ModalidadeIndicaçãoVantagem
Pregão EletrônicoContratação única ou pontualMenor preço por lances, rapidez
SRP (Pregão)Demandas recorrentes ou eventuaisEvita nova licitação a cada evento

O Tribunal de Contas da União (TCU) recomenda o uso do pregão eletrônico para serviços comuns e tem jurisprudência consolidada sobre a obrigatoriedade de licitação para estruturas de eventos, salvo hipóteses excepcionais.

Por que a locação de tendas e palcos não pode ser contratada por inexigibilidade?

Muitos gestores públicos confundem a contratação de artistas com a locação de estruturas. A inexigibilidade de licitação prevista no art. 74 da Lei 14.133/2021 aplica-se apenas a profissionais do setor artístico consagrados pela opinião pública, não aos serviços de montagem e suporte técnico. Para locação de tendas, palcos e sonorização há ampla concorrência no mercado — empresas de aluguel, produtoras de eventos, fornecedores especializados. Portanto, a contratação direta é irregular. O mesmo vale para a dispensa de licitação por valor (art. 75, incisos I e II): só é permitida para contratações de baixo valor (até R$ 56.764,80 para serviços em geral, em 2025). Se o custo do evento inteiro (artista + estrutura) ultrapassar esse limite, a locação das estruturas precisa de licitação separada ou integrada ao objeto principal.

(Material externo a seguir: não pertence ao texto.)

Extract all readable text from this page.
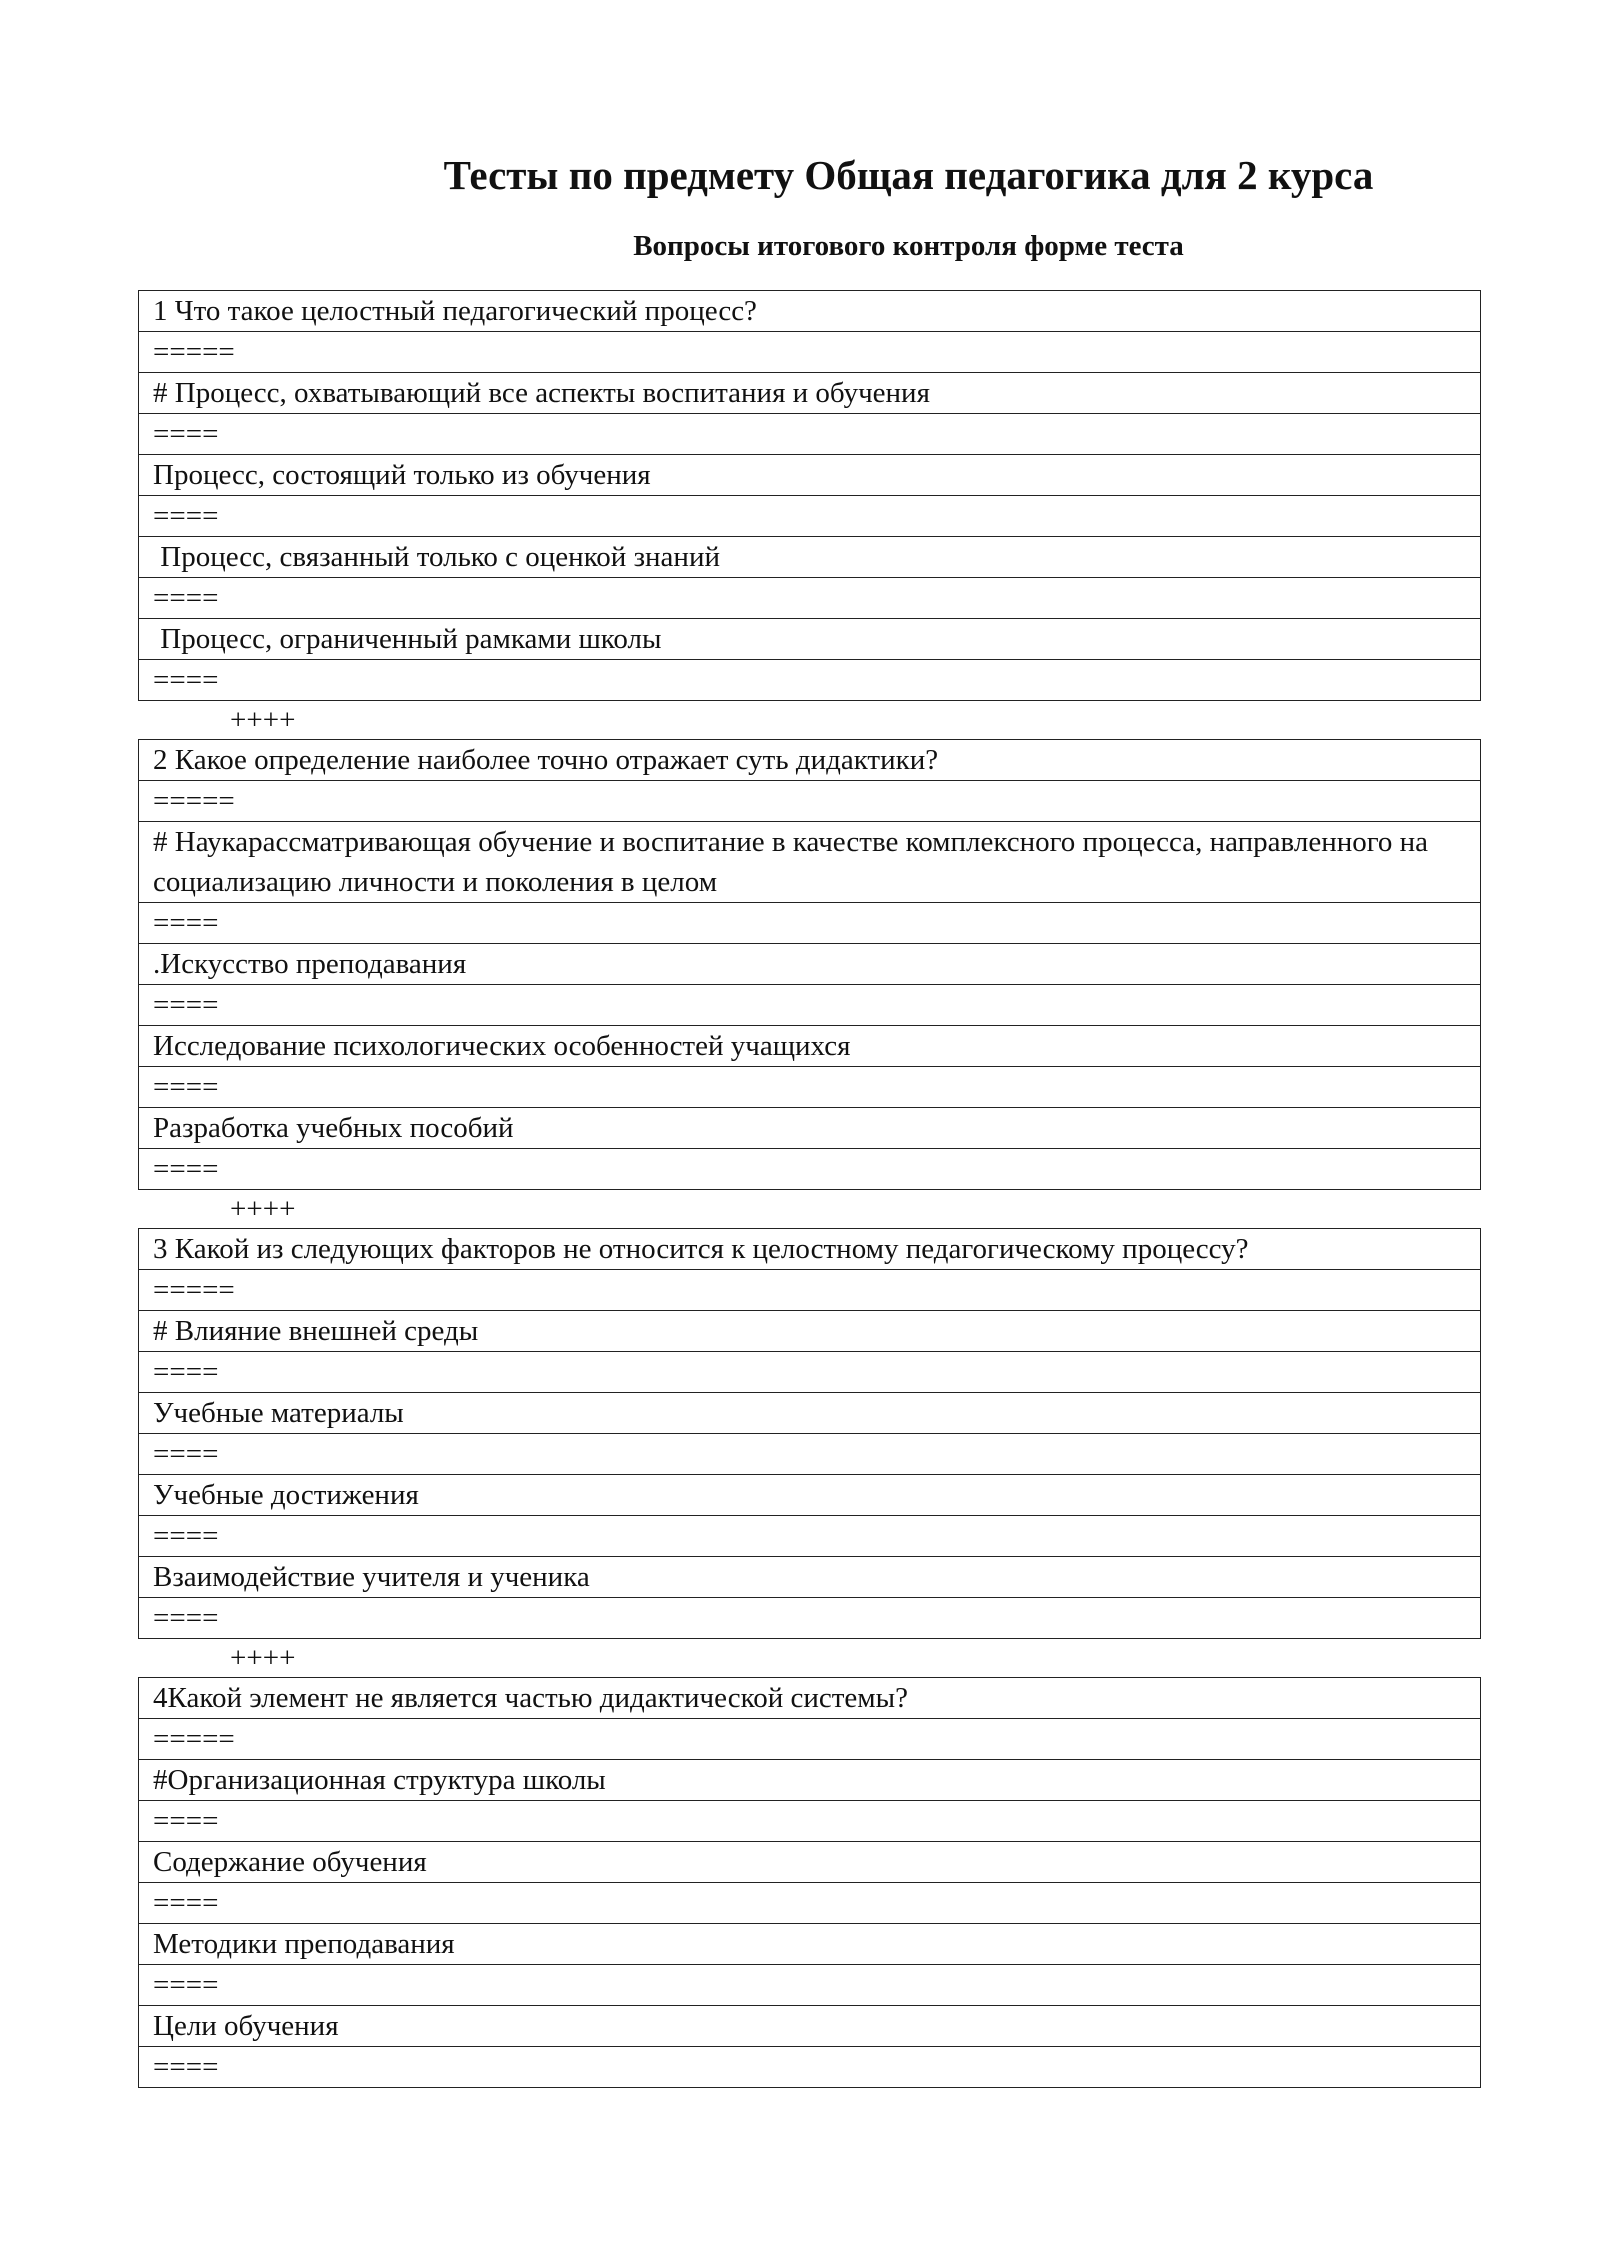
Тесты по предмету Общая педагогика для 2 курса
Вопросы итогового контроля форме теста
1 Что такое целостный педагогический процесс?
=====
# Процесс, охватывающий все аспекты воспитания и обучения
====
Процесс, состоящий только из обучения
====
Процесс, связанный только с оценкой знаний
====
Процесс, ограниченный рамками школы
====
++++
2 Какое определение наиболее точно отражает суть дидактики?
=====
# Наукарассматривающая обучение и воспитание в качестве комплексного процесса, направленного на социализацию личности и поколения в целом
====
.Искусство преподавания
====
Исследование психологических особенностей учащихся
====
Разработка учебных пособий
====
++++
3 Какой из следующих факторов не относится к целостному педагогическому процессу?
=====
# Влияние внешней среды
====
Учебные материалы
====
Учебные достижения
====
Взаимодействие учителя и ученика
====
++++
4Какой элемент не является частью дидактической системы?
=====
#Организационная структура школы
====
Содержание обучения
====
Методики преподавания
====
Цели обучения
====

Como garantir transparência e evitar sobrepreço na locação?

A Controladoria-Geral da União (CGU) orienta que toda contratação pública deve ser precedida de pesquisa de preços compatível com o mercado. Para locação de estruturas, a pesquisa deve incluir pelo menos três orçamentos de fornecedores distintos e consulta ao banco de preços do Portal Nacional de Contratações Públicas (PNCP). Os custos devem ser detalhados: montagem, desmontagem, transporte, seguro, assistência técnica e eventuais taxas. Divulgar a pesquisa de preços no PNCP é obrigatório — a ausência pode levar a glosa de recursos pelo TCU. Exemplo de armadilha: um fornecedor orça R$ 50.000 por um pacote que inclui tendas, palco e som, mas sem discriminar itens. A administração deve exigir o detalhamento para comparar com o mercado e evitar sobrepreço. A CGU já identificou casos em que a falta de pesquisa de preços gerou superfaturamento de mais de 40% em eventos públicos.

Perguntas frequentes

Qual a diferença entre locação de estruturas e contratação de artista para eventos?

A contratação do artista pode ser por inexigibilidade se ele for consagrado pela crítica ou opinião pública. Já a locação de tendas, palcos e sonorização é serviço comum, com mercado competitivo, e exige licitação — na maioria dos casos, pregão eletrônico.

É obrigatório pedir ART no Termo de Referência?

Sim, quando a estrutura exigir cálculo estrutural ou montagem complexa. A Lei 14.133/2021 exige comprovação de aptidão técnica. A ART do CREA é o documento que atesta que o projeto e a execução serão supervisionados por profissional habilitado.

Posso usar SRP para eventos que acontecem em datas fixas?

Sim. O SRP é ideal para demandas recorrentes. Exemplo: eventos mensais ou sazonais (réveillon, carnaval, aniversário da cidade). Basta registrar os preços em ata e contratar por chamamento.

O que acontece se eu não fizer pesquisa de preços?

A ausência de pesquisa de preços pode configurar irregularidade e levar à anulação da licitação ou à responsabilização do gestor. O TCU e a CGU fiscalizam esse ponto com rigor.

Vale a pena licitar estruturas junto com o artista em um único certame?

É possível, mas exige cuidado no edital. O objeto deve ser único e indivisível, e a modalidade deve ser adequada ao serviço principal. Se o artista for contratado por inexigibilidade, a estrutura tem que ser licitada separadamente.